Die Fischer-Kampagne war der Versuch, die Ideen aus Amerika ins Österreichische zu übersetzen. "Shopping-Modell" nennen Kommunikationswissenschafter dieses Herauspicken einzelner Tools. Besonders eifrig shoppt die Wiener SPÖ. So gibt es etwa nach dem Vorbild von my.barackobama.com, einer Art Facebook für Obama-Unterstützer, gibt es ein eigenes "redbook", via dem sich rot-affine Wiener im Wahlkampf zusammenschließen sollen.

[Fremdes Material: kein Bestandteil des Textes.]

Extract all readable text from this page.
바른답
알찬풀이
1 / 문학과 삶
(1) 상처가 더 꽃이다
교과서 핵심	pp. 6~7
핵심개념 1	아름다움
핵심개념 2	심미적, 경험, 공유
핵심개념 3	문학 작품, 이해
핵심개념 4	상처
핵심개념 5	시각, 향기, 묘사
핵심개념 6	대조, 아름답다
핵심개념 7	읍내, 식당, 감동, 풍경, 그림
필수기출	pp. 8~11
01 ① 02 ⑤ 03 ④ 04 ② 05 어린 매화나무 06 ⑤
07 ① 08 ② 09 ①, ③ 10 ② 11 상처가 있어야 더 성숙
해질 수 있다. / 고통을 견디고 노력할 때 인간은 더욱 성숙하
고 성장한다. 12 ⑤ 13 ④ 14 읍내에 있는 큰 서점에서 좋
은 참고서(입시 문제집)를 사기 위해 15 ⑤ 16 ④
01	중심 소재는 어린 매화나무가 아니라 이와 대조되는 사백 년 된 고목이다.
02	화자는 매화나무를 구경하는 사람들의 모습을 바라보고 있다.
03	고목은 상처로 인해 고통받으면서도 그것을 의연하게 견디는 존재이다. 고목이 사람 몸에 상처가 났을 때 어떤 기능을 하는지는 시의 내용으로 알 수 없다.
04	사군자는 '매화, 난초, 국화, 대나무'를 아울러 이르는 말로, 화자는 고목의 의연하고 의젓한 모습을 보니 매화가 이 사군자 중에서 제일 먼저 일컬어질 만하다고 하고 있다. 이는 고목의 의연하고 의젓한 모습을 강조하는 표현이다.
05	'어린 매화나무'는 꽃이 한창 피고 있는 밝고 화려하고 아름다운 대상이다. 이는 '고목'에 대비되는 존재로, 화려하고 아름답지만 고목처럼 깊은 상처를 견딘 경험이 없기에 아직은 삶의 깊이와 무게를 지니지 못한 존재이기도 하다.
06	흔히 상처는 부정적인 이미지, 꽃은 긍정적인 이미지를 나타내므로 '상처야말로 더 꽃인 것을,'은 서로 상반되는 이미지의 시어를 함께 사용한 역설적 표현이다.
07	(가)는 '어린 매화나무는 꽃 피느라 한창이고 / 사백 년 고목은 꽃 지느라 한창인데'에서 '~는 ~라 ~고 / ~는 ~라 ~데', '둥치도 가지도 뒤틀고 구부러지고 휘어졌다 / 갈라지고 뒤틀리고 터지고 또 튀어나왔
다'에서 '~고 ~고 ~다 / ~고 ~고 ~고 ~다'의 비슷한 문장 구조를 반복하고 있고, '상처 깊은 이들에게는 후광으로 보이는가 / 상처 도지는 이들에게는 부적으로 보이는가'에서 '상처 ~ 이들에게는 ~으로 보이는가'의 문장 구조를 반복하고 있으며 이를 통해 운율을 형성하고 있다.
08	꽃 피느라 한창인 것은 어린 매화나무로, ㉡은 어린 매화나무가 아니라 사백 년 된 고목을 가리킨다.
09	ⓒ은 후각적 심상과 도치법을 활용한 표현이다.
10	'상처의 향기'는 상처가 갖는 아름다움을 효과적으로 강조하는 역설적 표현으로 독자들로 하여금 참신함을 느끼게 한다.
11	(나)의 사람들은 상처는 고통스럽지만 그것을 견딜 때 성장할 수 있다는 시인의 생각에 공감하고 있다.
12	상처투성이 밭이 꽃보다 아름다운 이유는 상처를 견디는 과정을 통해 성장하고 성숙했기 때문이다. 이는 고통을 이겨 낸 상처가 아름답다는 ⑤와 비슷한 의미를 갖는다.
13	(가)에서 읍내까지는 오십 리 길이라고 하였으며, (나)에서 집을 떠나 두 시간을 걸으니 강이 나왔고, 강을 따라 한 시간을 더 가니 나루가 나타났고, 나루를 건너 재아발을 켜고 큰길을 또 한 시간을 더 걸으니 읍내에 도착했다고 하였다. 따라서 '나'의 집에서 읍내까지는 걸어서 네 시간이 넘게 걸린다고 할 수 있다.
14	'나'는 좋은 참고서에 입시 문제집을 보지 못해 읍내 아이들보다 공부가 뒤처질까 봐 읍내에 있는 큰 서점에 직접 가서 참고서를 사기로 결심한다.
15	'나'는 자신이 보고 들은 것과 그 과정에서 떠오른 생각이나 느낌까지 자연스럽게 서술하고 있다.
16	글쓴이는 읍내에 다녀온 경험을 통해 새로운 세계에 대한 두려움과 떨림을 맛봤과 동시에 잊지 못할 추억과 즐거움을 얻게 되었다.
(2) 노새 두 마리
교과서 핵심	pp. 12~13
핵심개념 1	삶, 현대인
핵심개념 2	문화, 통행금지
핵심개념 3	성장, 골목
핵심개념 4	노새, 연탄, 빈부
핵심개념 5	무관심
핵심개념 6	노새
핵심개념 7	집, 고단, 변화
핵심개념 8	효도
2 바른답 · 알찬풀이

Eher konservativ geht die ÖVP das Thema Internet an. Parteichef Josef Pröll selbst kam mit Social Media bisher nur durch den "Superpraktikanten" in Berührung, als die Partei Ende vergangenen Jahres via Internet für eine Woche einen Begleiter für ihren Chef suchte. Für die Bekanntheit der Kampagne sorgten aber vor allem traditionelle Medien als Kooperationspartner.

"Gute Nacht, Schatz :-)"

Urteilt man nach den Zahlen, so ist FPÖ-Chef Heinz-Christian Strache der mit Abstand beliebteste Web-2.0-Politiker. Über 50.000 Fans hat seine offizielle Seite auf Facebook; seine private Seite ging offline, nachdem das Magazin Fleisch dokumentiert hatte, wie offenherzig der Politiker dort mit seinem Privatleben umgeht. "Gute Nacht, Schatz :-) Kuss" richtete er seiner Freundin öffentlich auf Facebook aus. Dennoch wird Strache von seinen (weiblichen) Online-Fans angehimmelt. Gleichzeitig polarisiert niemand so wie er: Die Seite "Kann dieser seelenlose Ziegelstein mehr Freunde haben als H.-C. Strache?" hält bei fast 174.000 Unterstützern.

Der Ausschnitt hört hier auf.